On peut rappeler à cet égard qu'au début de la guerre en Bosnie, le gouvernement italien n'avait pas autorisé le stationnement d'avions armés sur son territoire, ce qui rendait l'emploi opérationnel d'appareils français impossible depuis leur base en territoire national. Dans le même ordre d'idées, le refus de la Turquie et de l'Arabie saoudite de permettre l'usage de leurs bases avait contraint les Américains à envoyer le porte-avions USS Enterprise dans le golfe arabo-persique pour l'opération Desert Strike II, en septembre 1996.

Ces différents exemples illustrent la complémentarité entre moyens aériens basés à terre et moyens aériens embarqués , qui ne répondent pas exactement aux mêmes situations d'emploi.
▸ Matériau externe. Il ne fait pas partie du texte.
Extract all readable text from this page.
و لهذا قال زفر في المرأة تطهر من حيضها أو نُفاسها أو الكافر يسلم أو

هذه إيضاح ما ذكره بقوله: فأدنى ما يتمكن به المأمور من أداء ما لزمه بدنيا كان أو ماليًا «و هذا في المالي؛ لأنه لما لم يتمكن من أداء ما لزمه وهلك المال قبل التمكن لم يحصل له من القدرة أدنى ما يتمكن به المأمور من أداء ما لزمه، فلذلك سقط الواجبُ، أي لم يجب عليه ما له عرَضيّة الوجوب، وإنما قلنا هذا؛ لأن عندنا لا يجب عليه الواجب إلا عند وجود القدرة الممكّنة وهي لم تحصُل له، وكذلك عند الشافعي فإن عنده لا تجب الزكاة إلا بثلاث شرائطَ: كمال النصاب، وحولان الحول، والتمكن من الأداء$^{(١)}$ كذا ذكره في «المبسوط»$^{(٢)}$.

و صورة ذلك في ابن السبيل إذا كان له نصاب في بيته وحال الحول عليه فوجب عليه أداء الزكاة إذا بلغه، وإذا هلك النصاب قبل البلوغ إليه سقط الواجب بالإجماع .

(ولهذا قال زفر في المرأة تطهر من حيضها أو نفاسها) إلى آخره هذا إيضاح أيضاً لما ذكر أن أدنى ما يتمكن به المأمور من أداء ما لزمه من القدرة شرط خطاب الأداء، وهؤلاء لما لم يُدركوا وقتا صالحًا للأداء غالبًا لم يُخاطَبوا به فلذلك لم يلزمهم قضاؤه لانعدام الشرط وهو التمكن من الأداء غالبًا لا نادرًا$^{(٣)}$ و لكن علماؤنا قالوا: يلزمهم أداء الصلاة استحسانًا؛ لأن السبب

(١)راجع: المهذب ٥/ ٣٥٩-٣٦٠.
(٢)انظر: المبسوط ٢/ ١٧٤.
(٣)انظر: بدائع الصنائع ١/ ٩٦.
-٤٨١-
- Une deuxième question a trait à la capacité du porte-avions d'accomplir des missions opérationnelles de longue durée. Entre son appareillage et son retour à Toulon, le 3 juin, et hormis une brève escale à Trieste du 22 au 26 avril, le Foch est resté à la mer plus de 4 mois, mais, indépendamment de l'évolution de la crise, son retour à Toulon était prévu au début du mois de juin pour une période de huit semaines nécessaire à la réparation et à l'entretien de ses installations, et notamment des catapultes à vapeur permettant le décollage des appareils. En effet, celles-ci disposent d'un potentiel d'utilisation déterminé qui, compte tenu du rythme des activités aériennes (soit au total 2 200 catapultages), arrivait à épuisement et nécessitait une remise à niveau. Cette indisponibilité aurait conduit à interrompre les missions assurées par le porte-avions et, le cas échéant, à renforcer les moyens aériens d'un dispositif basé à terre déjà saturé.

On relèvera toutefois que les catapultes du porte-avions nucléaire Charles de Gaulle disposeront d'un potentiel supérieur à celles du Foch, ce qui devrait permettre d'assurer un plus grand nombre de missions sans immobilisation du bâtiment.

b) La nécessité d'un second bâtiment pour assurer la disponibilité permanente du groupe aéronaval

Le recours à des moyens aériens embarqués lors de la crise du Kosovo redonne, si besoin était, son actualité à la question de la permanence du groupe aéronaval et de la commande d'un second porte-avions.

La décision, prise en 1998, de retirer définitivement le porte-avions Foch du service actif dans quelques mois a consacré l' abandon du concept dit de " quasi-permanence " du groupe aéronaval , qui reposait sur la " mise en sommeil " du Foch et sa réactivation lors de la première période d'indisponibilité majeure du porte-avions Charles de Gaulle en 2004-2005.

Ainsi la Marine ne disposera-t-elle, pour une période relativement longue de douze ans au minimum , que d'un seul porte-avions. Compte tenu des périodes d'entretien, et des remises en condition du groupe aérien, on peut considérer qu'en moyenne cet unique exemplaire ne sera disponible qu'aux deux tiers du temps.

Le porte-avions Charles de Gaulle devrait connaître une première immobilisation de six mois dès la fin 2001 puis une indisponibilité d'environ quinze mois en 2004-2005 pour changement du coeur nucléaire, cette opération revenant avec une périodicité de sept à huit ans.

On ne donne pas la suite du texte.